Beyonce will remove a derogatory term for disabled people from her new song Heated, a spokesperson said Monday (Aug 1), after its use was condemned as offensive by campaigners.
The US pop megastar will re-record the track from her latest album Renaissance on which she originally sang the lyrics “Spazzin’ on that ass, spazz on that ass.”
“The word, not used intentionally in a harmful way, will be replaced,” a spokesperson for Beyonce told AFP via email.
Co-written with Canadian rapper Drake, the dance track appears to use the word “spaz” in the colloquial sense of temporarily losing control or acting erratically.
But disability campaigners noted that the word is derived from “spastic.”
According to the Centers for Disease Control and Prevention, spasticity is a movement disorder involving stiff muscles and awkward movement, suffered by 80 per cent of people with cerebral palsy.
In June, US singer Lizzo re-recorded her song Grrrls to remove the same term following complaints that it was derogatory.
Australian disability campaigner Hannah Diviney said the inclusion of the word by Beyonce “feels like a slap in the face to me, the disabled community and the progress we tried to make with Lizzo.”

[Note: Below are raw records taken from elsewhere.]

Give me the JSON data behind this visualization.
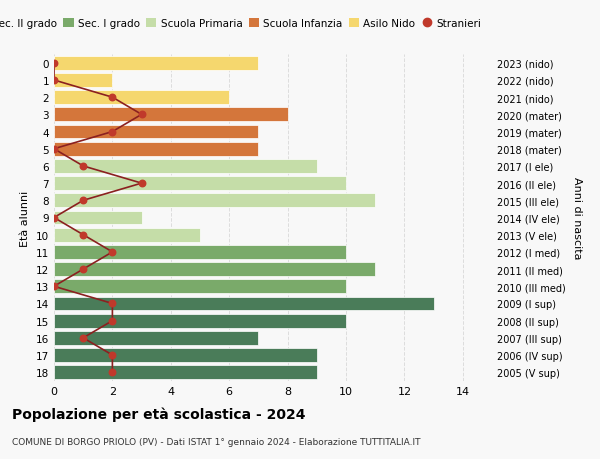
{
  "ages": [
    18,
    17,
    16,
    15,
    14,
    13,
    12,
    11,
    10,
    9,
    8,
    7,
    6,
    5,
    4,
    3,
    2,
    1,
    0
  ],
  "right_labels": [
    "2005 (V sup)",
    "2006 (IV sup)",
    "2007 (III sup)",
    "2008 (II sup)",
    "2009 (I sup)",
    "2010 (III med)",
    "2011 (II med)",
    "2012 (I med)",
    "2013 (V ele)",
    "2014 (IV ele)",
    "2015 (III ele)",
    "2016 (II ele)",
    "2017 (I ele)",
    "2018 (mater)",
    "2019 (mater)",
    "2020 (mater)",
    "2021 (nido)",
    "2022 (nido)",
    "2023 (nido)"
  ],
  "bar_values": [
    9,
    9,
    7,
    10,
    13,
    10,
    11,
    10,
    5,
    3,
    11,
    10,
    9,
    7,
    7,
    8,
    6,
    2,
    7
  ],
  "bar_colors": [
    "#4a7c59",
    "#4a7c59",
    "#4a7c59",
    "#4a7c59",
    "#4a7c59",
    "#7aaa6a",
    "#7aaa6a",
    "#7aaa6a",
    "#c5dda8",
    "#c5dda8",
    "#c5dda8",
    "#c5dda8",
    "#c5dda8",
    "#d4763b",
    "#d4763b",
    "#d4763b",
    "#f5d76e",
    "#f5d76e",
    "#f5d76e"
  ],
  "stranieri_values": [
    2,
    2,
    1,
    2,
    2,
    0,
    1,
    2,
    1,
    0,
    1,
    3,
    1,
    0,
    2,
    3,
    2,
    0,
    0
  ],
  "xlim": [
    0,
    15
  ],
  "xticks": [
    0,
    2,
    4,
    6,
    8,
    10,
    12,
    14
  ],
  "title_bold": "Popolazione per età scolastica - 2024",
  "subtitle": "COMUNE DI BORGO PRIOLO (PV) - Dati ISTAT 1° gennaio 2024 - Elaborazione TUTTITALIA.IT",
  "ylabel": "Età alunni",
  "right_ylabel": "Anni di nascita",
  "legend_labels": [
    "Sec. II grado",
    "Sec. I grado",
    "Scuola Primaria",
    "Scuola Infanzia",
    "Asilo Nido",
    "Stranieri"
  ],
  "legend_colors": [
    "#4a7c59",
    "#7aaa6a",
    "#c5dda8",
    "#d4763b",
    "#f5d76e",
    "#c0392b"
  ],
  "stranieri_color": "#c0392b",
  "line_color": "#8b2020",
  "bg_color": "#f8f8f8",
  "grid_color": "#dddddd"
}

“Guess I’ll just keep telling the whole industry to ‘do better’ until ableist slurs disappear from music,” she tweeted.
Beyonce’s eagerly anticipated seventh solo studio album Renaissance was released Friday, drawing mainly positive reviews with its nods to disco and electronic dance.
Other collaborators on the album – which leaked online in the days prior to its official release – include Nile Rodgers, Skrillex, Nigerian singer Tems, Grace Jones, Pharrell and Beyonce’s rap mogul husband Jay-Z.
“My intention was to create a safe place, a place without judgment,” she wrote.
“A place to be free of perfectionism and overthinking. A place to scream, release, feel freedom.”